Мелочь, а приятно. Приятно оттого, что твое напряжение сил, выкладывание на полную катушку не прошли незамеченными. Приятно само по себе – тебя оценили, приятно с прицелом на будущее – благодарность командира плюс в послужном списке, несколько кредитов премии к окладу.
Сидеть, вытянув ноги, и ничего не делать – очень необычное занятие. Позволяю себе отдохнуть и даже вздремнуть часок, сидя на тротуаре на подложенном под зад пончо. Так чуток помягче. Отделение чистит перышки, кто ест, кто спит, кто с оружием возится. Нгава бдит в карауле, расхаживает чуть поодаль вдоль улицы. Его очередь. Где-то далеко впереди – оцепление, за сутки оно продвинулось в глубины Латинских кварталов. Мы теперь как бы в тылу, только скотовозы, тяжело гудя, продолжают сновать мимо нас туда-сюда, развозят добычу. Мы уже знаем, что задержанных увозят во временные фильтрационные лагеря, разбитые на побережье, в восьмидесяти километрах к югу от Зеркального. Мы будем балдеть еще часа четыре, пока не придет наша очередь сменить первый взвод. Море времени, хватит и выспаться, и за жизнь потрепаться. Сидим тихо, даже взводный угомонился, спит, завернувшись в пончо и подложив под голову походный ранец.
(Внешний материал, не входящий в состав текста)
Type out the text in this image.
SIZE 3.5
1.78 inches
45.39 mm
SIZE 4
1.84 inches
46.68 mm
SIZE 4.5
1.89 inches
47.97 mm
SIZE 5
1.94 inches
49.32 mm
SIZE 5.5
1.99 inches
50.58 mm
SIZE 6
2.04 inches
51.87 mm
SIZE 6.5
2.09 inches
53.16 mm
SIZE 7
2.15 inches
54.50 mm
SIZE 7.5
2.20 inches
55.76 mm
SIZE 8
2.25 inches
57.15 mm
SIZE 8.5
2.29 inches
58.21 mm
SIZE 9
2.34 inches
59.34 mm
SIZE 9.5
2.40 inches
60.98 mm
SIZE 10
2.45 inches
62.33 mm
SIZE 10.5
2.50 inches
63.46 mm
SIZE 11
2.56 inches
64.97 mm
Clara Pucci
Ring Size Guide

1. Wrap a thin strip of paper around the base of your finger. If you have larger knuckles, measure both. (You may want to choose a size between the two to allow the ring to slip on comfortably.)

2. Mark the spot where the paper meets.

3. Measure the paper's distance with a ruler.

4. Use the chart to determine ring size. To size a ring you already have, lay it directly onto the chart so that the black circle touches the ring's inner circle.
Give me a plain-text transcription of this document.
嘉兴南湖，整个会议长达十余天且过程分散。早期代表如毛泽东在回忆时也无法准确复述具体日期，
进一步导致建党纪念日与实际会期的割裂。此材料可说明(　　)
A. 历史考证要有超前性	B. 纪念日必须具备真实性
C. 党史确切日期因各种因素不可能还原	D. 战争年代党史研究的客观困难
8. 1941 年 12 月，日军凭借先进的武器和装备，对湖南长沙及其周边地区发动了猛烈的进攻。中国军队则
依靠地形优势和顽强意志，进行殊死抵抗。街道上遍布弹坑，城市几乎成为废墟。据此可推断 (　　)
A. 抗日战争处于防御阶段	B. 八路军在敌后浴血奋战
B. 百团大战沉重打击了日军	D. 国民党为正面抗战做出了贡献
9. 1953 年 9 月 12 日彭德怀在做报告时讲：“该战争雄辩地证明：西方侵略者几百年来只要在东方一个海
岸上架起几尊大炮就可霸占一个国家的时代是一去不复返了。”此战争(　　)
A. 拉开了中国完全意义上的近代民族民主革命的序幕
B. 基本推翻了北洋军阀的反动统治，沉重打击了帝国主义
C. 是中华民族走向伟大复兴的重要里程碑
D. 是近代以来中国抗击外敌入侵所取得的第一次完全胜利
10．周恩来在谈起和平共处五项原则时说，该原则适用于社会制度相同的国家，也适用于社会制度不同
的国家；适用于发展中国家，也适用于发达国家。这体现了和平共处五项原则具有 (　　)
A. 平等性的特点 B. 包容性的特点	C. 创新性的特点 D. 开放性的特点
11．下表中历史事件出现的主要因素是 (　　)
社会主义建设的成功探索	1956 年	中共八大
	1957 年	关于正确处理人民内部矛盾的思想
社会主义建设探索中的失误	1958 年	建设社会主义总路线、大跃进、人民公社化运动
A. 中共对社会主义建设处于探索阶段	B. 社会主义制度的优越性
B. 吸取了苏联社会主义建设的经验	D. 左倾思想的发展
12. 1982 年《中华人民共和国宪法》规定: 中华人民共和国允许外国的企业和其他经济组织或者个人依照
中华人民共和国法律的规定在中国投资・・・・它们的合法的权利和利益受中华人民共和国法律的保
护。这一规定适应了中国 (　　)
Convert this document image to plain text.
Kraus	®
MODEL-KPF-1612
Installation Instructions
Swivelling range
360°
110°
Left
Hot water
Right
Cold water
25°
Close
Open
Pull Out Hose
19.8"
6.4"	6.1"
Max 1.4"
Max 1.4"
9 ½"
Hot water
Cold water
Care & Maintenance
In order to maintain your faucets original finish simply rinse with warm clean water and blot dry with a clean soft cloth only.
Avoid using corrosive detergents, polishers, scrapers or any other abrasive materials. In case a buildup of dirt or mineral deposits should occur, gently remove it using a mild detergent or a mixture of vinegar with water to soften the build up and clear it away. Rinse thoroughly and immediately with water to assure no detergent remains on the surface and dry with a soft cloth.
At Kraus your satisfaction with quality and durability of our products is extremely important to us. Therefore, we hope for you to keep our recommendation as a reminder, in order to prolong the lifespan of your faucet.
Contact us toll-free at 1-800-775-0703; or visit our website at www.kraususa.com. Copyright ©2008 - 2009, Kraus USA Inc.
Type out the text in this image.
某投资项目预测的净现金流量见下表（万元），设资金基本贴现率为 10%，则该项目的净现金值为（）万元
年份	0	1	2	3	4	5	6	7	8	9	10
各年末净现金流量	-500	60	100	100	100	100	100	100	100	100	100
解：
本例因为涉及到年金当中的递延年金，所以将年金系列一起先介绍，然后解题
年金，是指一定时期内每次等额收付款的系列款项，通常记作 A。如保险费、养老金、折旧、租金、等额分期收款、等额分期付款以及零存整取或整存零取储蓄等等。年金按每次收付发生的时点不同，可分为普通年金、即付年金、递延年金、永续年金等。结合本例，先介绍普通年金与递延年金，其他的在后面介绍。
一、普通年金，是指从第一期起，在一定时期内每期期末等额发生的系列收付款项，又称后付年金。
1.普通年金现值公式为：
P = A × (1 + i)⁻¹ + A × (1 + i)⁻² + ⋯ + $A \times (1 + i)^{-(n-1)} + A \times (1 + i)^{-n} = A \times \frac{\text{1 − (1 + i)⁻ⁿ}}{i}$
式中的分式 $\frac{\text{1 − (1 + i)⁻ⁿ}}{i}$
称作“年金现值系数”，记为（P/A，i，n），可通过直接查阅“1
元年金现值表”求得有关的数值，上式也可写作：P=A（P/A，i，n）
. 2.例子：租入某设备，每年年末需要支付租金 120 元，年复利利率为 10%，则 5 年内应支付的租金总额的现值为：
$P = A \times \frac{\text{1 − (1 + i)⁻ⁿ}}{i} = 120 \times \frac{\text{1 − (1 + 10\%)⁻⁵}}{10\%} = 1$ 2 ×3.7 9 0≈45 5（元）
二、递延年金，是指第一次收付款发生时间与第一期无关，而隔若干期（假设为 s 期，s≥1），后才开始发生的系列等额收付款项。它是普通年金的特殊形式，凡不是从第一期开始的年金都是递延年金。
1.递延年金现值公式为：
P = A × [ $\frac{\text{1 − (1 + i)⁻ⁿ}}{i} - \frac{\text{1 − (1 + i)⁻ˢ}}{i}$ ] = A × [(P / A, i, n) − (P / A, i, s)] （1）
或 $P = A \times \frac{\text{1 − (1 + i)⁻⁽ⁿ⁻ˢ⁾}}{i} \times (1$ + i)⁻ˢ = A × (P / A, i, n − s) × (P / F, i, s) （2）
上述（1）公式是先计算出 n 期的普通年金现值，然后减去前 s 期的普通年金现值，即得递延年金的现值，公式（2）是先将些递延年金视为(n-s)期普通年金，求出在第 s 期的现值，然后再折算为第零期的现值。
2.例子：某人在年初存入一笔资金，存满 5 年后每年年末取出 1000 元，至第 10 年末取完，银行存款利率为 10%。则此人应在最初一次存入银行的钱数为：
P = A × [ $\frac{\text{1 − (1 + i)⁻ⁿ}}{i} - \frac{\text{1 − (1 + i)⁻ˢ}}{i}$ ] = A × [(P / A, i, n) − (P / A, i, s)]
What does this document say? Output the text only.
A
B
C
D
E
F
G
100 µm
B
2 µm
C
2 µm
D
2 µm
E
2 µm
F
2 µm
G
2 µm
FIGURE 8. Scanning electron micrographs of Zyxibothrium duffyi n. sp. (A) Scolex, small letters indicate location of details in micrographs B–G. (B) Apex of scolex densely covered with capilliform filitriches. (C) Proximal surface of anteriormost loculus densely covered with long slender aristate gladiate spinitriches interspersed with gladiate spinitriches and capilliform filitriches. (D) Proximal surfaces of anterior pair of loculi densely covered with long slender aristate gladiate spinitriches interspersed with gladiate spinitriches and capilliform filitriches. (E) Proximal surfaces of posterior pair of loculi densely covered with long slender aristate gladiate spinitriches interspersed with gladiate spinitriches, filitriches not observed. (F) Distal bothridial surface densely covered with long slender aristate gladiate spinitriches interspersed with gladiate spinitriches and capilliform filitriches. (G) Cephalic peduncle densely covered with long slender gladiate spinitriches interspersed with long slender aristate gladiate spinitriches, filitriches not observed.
Редкие прохожие стали появляться, этот район очищен, город постепенно оживает, не может он вечно так сидеть, поджав хвост, и вот уже тянутся в открывшиеся магазины первые, самые смелые, домохозяйки, косятся опасливо, по-быстрому обходят нас по другой стороне улицы. Тут все чужие, и те, кого увезли, и те, кто остался, и мы не расслабляемся – Нгава внимательно смотрит вокруг – мало ли, швырнут гранату, или бутылку с кислотой, или просто камень бросят. Но пока тихо. То ли народ не отошел от шока, когда двери квартир вылетали под ударами картечи, то ли в отсутствие самых крикливых запал стал не тот. Маленькая девочка, совсем крошка, шлепает одна-одинешенька. Нгава косится на нее недоуменно, не знает, что предпринять. Вроде не должен никого пускать, но этот карапуз – как его остановишь? И вокруг никого. Девочка подходит к сидящему у стены Крамеру. Генрих разложил на коленях, поверх расстеленной нательной рубахи, детали разобранного М6, любовно протирает их, чистит специальной щеточкой из комплекта ЗИПа. Девочка стоит в двух шажках от него, пялит черные глазки, не решаясь подойти ближе. Во все глаза смотрит за руками Крамера, он совершает совершенно немыслимые для нее действия, собирая из металлических козявок и загогулин что-то черное и большое.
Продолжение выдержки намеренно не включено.